*32*

856 46 21
                                    

Playlist: Pink - Fuckin' Perfect.


Gözlerimi sıkıca kapatmıştım. Gördüğüm tek şey karanlık olsa da bazı renk patlamaları görüyordum. Birbirinden bağımsız şekilde gerçekleşen ve hayali şeyler çizen renk patlamalarına odaklanmıştım.

Dudaklarımı da birbirine sıkıca bastırmıştım. Sadece çığlık atmak istemiyordum. Bileğimde adeta bir çöl sıcaklığı vardı ve bu sıcaklık benim gergin olmamla birlikte vücudumun her tarafına yayılıyordu sanki.

Acı. Sıcaklık. İğne.

Küçük bir şey olabilirdi. Hatta bir süre sonra alışılabilir bir şey olması gerekiyordu ama ben gergindim. Dövmeci sol eliyle bileğimi sıkıyor - mor olmamasını umuyorum- diğer eliyle de dövmemi yapmaya çalışıyordu. Alnımda boncuk boncuk ter biriktiğini hissediyordum. Sıcaklık vücudumun her tarafına yayılıyordu.

"Ah," diye inledim başımı sedyeden yavaşça kaldırırken. Gözlerimi açınca üzerimde duran ışığa alışmam uzun sürdü. Gözlerimi alamadım ilk önce; ışığa alışmak için gözlerimi birkaç defa sıkıca açıp kapadım. Çağrı gülümseyerek başımda duruyordu.

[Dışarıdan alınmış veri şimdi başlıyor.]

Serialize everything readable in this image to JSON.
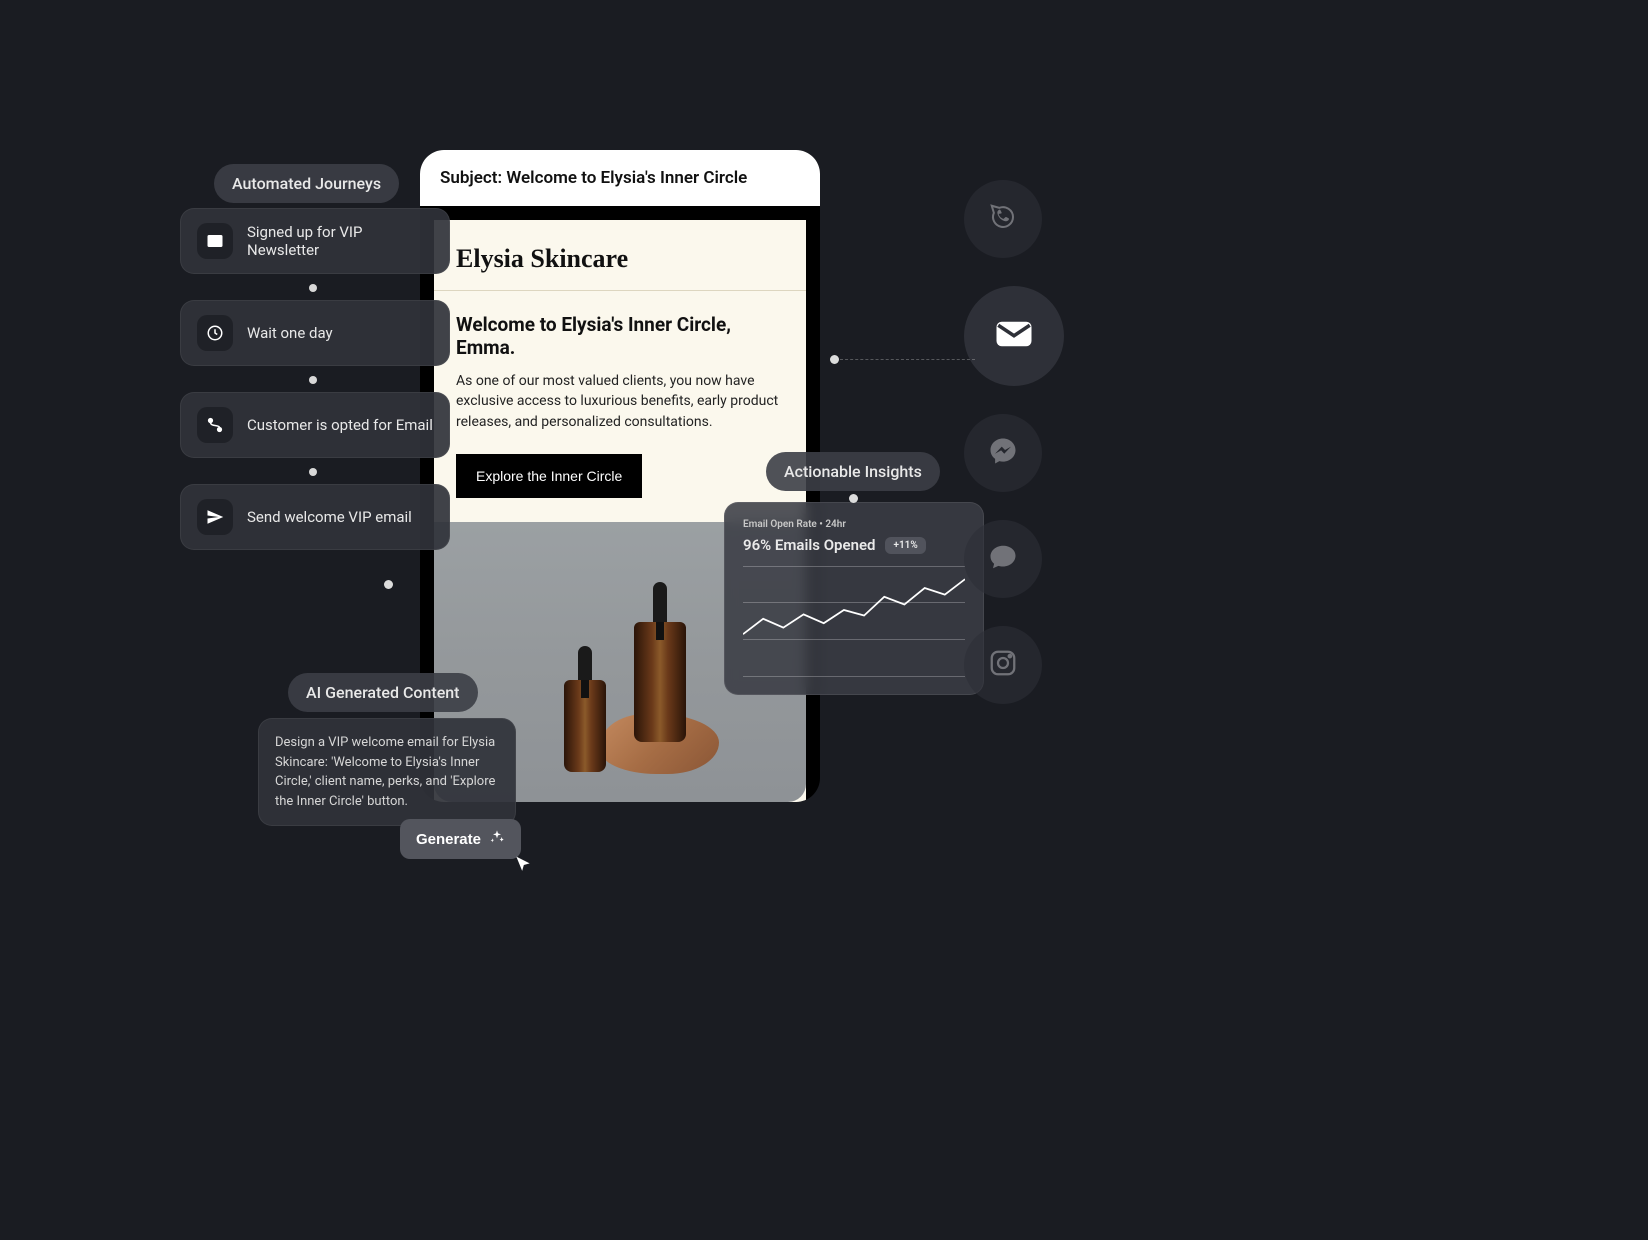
{
  "labels": {
    "automated_journeys": "Automated Journeys",
    "ai_generated_content": "AI Generated Content",
    "actionable_insights": "Actionable Insights"
  },
  "journeys": {
    "step1": "Signed up for VIP Newsletter",
    "step2": "Wait one day",
    "step3": "Customer is opted for Email",
    "step4": "Send welcome VIP email"
  },
  "email": {
    "subject": "Subject: Welcome to Elysia's Inner Circle",
    "brand": "Elysia Skincare",
    "heading": "Welcome to Elysia's Inner Circle, Emma.",
    "paragraph": "As one of our most valued clients, you now have exclusive access to luxurious benefits, early product releases, and personalized consultations.",
    "cta": "Explore the Inner Circle"
  },
  "ai": {
    "prompt": "Design a VIP welcome email for Elysia Skincare: 'Welcome to Elysia's Inner Circle,' client name, perks, and 'Explore the Inner Circle' button.",
    "generate": "Generate"
  },
  "insights": {
    "meta": "Email Open Rate • 24hr",
    "headline": "96% Emails Opened",
    "delta": "+11%"
  },
  "channels": {
    "whatsapp": "whatsapp",
    "email": "email",
    "messenger": "messenger",
    "chat": "chat",
    "instagram": "instagram"
  },
  "chart_data": {
    "type": "line",
    "title": "Email Open Rate • 24hr",
    "xlabel": "",
    "ylabel": "",
    "ylim": [
      0,
      100
    ],
    "x": [
      0,
      1,
      2,
      3,
      4,
      5,
      6,
      7,
      8,
      9,
      10,
      11
    ],
    "values": [
      38,
      52,
      44,
      56,
      48,
      60,
      55,
      72,
      65,
      80,
      74,
      88
    ]
  }
}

"Sadece 'ı' harfi kaldı bebeğim." dedi saçımı okşarken. Bileğim karıncalanıyordu. İlkin acımıştı ama sonradan gerçekten de alışıyordu beden. Önemli olan bedenin alışmasıydı zaten. "Eğer zorlanıyorsan vazgeçebilirsin. Tamam mı? Yapmak gibi bir zorunluluğun yok. Ben sadece..."

"İyiyim ben Çağrı. Ve bu şeyin bitmesini istiyorum. Bileğim gıdıklanıyor."dedim başımı sallayarak.

Güldü. O gülümseme için her şeyimi verebilirdim. Beni aşka inandırdığından onun için her şeyi yapabilirdim. Tıpkı onun da benim için yapacağı gibi. Söz konusu birbirimiz olunca herkesi başka bir tarafa koymayı göze alabilirdik. Sadece biz.

"Bitti."dedi dövmeci hafifçe içini çekerek. Elinin tersiyle alnında birikmiş terini sildi. Üzerimizde duran ışığa bakarak, "Bu ışık çok yoruyor insanı."dedi.

Çağrı'nın elimden tutmasıyla sedyeden doğruldum. Saçlarımı düzelttikten sonra kırmızı olan bileğime baktım. Uğruna ölebileceğim beş harf değişik bir yazı stiliyle yazılmıştı bileğimin iç tarafına. Damarlarımın tam üstünde adı vardı.

Ayağa kalkmaya hazırlanırken dövmecinin çok uzaktaymış gibi gelen sesiyle tekrar sedyeye oturdum. "En azından kırmızılığı geçene kadar sargıyla sarmamız gerekiyor Derin."dedi babacan bir ses tonuyla. "O dövmeyi etrafında olan herkese göstermeyi çok istediğini biliyorum ama birazcık daha sabretmelisin sanırım."

Beyaz sargıyı bileğime sararken sırıttım. Gerçekten de buradan çıktığımız gibi bileğimi açıp herkese göstermek istiyordum. Tanımadığım insanlara, yoldan geçen herhangi birine göstermek istiyordum dövmeyi. Özellikle de eski ben gibi olanlara. Aşka inanmayanlara gösterip, "Sadece inanırsanız bulabilirsiniz."demeyi istiyordum. Korkmamaları gerektiğini; en azından kendilerini kimin inciteceğine karar vermelerini istiyordum. Tıpkı Aynı Yıldızın Altında gibi: seni kimin inciteceğine karar verebilirsin.


Sargılı bileğimi nazikçe öptü Çağrı. Gülümseyerek ona bakıyordum. O da başını çevirip bana baktı gülümseyerek. "Bunun hayalini kuruyordum hep. Her zaman bileğine adımı yazmanı hayal ediyordum."

"Yakışıklı prensimin hayalleri gerçekleşti."dedim fısıldayarak.

"Yakışıklı prens, prensesini öpmek istiyor."dedi başını sallayarak.